Guide
Settlement vs payout
Inbound settlement rails, merchant balance semantics, and payout orchestration are related—but conflating them creates treasury and support incidents.
Definitions: Settlement rail · Payout rail · Payout orchestration
Conceptual operational diagram for this guide. Not live merchant data or metrics.
01
Inbound settlement
Settlement rails observe and confirm inbound merchant payments on configured networks/assets. Detection and confirmation follow lifecycle semantics—not every Confirmed payment automatically triggers outbound movement.
02
Merchant balance vs wallet slogans
Merchant balance is a ledger-oriented view under product accounting rules. It is not a promise that funds are instantly withdrawable on any rail at any time.
03
Payout orchestration
Withdrawal requests initiate payout orchestration subject to controls, selected payout rails, and finance approval—not implicit on every payment event.
- Retries are normal.
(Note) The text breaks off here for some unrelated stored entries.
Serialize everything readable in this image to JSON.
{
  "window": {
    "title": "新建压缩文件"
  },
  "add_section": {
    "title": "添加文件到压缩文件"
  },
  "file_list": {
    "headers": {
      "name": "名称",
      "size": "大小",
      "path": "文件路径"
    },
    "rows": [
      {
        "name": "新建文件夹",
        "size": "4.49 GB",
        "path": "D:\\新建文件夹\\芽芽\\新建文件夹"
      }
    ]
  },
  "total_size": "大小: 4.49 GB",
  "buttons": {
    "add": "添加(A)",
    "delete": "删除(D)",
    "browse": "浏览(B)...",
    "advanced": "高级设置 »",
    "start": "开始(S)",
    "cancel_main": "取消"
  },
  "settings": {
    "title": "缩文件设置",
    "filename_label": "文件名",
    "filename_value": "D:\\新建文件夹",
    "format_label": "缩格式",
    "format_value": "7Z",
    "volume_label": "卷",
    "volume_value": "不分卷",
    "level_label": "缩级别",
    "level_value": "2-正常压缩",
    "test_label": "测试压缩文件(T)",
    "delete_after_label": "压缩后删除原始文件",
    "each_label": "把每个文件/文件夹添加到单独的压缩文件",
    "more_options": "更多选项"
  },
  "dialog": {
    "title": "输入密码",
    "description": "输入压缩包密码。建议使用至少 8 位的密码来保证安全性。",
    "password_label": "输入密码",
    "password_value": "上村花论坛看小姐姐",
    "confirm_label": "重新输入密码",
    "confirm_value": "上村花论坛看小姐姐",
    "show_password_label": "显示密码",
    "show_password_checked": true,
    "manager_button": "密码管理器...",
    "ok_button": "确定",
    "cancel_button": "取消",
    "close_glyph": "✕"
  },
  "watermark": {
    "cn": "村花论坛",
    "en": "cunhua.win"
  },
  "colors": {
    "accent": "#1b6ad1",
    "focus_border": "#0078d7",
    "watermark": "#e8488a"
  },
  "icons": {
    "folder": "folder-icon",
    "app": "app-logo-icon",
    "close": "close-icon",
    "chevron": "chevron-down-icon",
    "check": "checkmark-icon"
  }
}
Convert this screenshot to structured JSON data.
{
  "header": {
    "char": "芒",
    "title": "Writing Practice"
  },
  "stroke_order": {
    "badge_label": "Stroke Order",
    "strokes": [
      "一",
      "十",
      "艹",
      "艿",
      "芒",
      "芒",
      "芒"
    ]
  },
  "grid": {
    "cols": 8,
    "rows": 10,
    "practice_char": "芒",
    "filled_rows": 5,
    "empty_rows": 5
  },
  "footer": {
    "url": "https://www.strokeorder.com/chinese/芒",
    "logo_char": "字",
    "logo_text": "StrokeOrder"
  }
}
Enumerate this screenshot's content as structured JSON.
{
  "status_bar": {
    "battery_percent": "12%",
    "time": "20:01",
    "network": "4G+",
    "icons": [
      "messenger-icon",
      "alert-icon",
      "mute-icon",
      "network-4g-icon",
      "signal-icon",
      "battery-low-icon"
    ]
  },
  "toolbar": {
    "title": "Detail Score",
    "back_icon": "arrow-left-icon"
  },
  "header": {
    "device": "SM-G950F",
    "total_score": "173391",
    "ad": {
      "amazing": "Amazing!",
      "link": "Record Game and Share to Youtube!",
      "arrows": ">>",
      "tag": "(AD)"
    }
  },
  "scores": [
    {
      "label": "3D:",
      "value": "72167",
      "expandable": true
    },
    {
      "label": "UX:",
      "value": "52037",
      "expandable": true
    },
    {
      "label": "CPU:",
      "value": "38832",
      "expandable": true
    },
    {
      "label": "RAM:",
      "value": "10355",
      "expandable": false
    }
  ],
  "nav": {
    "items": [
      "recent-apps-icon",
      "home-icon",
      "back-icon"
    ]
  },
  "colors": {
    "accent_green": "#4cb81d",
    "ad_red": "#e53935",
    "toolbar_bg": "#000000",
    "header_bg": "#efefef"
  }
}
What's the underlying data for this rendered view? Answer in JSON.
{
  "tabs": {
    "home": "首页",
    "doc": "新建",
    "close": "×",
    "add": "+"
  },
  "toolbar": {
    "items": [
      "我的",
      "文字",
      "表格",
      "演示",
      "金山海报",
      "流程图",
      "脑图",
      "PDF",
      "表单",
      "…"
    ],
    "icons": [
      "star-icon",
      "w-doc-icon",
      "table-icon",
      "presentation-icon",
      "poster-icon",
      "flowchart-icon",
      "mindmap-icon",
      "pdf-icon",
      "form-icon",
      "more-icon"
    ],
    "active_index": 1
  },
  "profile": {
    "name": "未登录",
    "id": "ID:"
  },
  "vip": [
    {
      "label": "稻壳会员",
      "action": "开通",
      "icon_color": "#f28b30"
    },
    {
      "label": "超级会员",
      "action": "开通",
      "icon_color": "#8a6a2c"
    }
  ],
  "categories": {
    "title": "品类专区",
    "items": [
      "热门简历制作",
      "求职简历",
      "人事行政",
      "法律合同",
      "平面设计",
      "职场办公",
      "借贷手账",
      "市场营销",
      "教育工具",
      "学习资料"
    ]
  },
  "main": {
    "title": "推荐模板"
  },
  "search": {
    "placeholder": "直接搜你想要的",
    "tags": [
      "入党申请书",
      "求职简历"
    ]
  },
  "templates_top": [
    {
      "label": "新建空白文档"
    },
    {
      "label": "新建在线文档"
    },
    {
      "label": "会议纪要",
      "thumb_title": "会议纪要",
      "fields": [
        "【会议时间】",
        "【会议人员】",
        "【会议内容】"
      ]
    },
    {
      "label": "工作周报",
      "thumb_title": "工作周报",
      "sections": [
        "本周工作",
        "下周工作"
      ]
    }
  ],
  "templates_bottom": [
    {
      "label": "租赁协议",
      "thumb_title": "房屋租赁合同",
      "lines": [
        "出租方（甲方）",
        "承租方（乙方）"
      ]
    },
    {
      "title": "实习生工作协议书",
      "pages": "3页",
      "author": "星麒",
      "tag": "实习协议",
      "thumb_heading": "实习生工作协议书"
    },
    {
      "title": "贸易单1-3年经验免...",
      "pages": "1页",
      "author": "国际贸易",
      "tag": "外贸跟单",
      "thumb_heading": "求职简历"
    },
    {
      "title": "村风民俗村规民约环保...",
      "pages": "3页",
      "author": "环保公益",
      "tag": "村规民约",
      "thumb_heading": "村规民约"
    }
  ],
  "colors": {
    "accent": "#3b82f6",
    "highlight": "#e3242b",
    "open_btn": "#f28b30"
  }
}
Webhook delivery is at-least-once. Design consumers to tolerate duplicates and out-of-order arrivals where possible.
- Asynchronous by design. Payers, chains, and your servers operate on different clocks. UI and finance should not assume synchronous finality.
- Eventual consistency. API reads, webhooks, and portal views may briefly diverge during transitions. Reconciliation jobs exist to converge truth.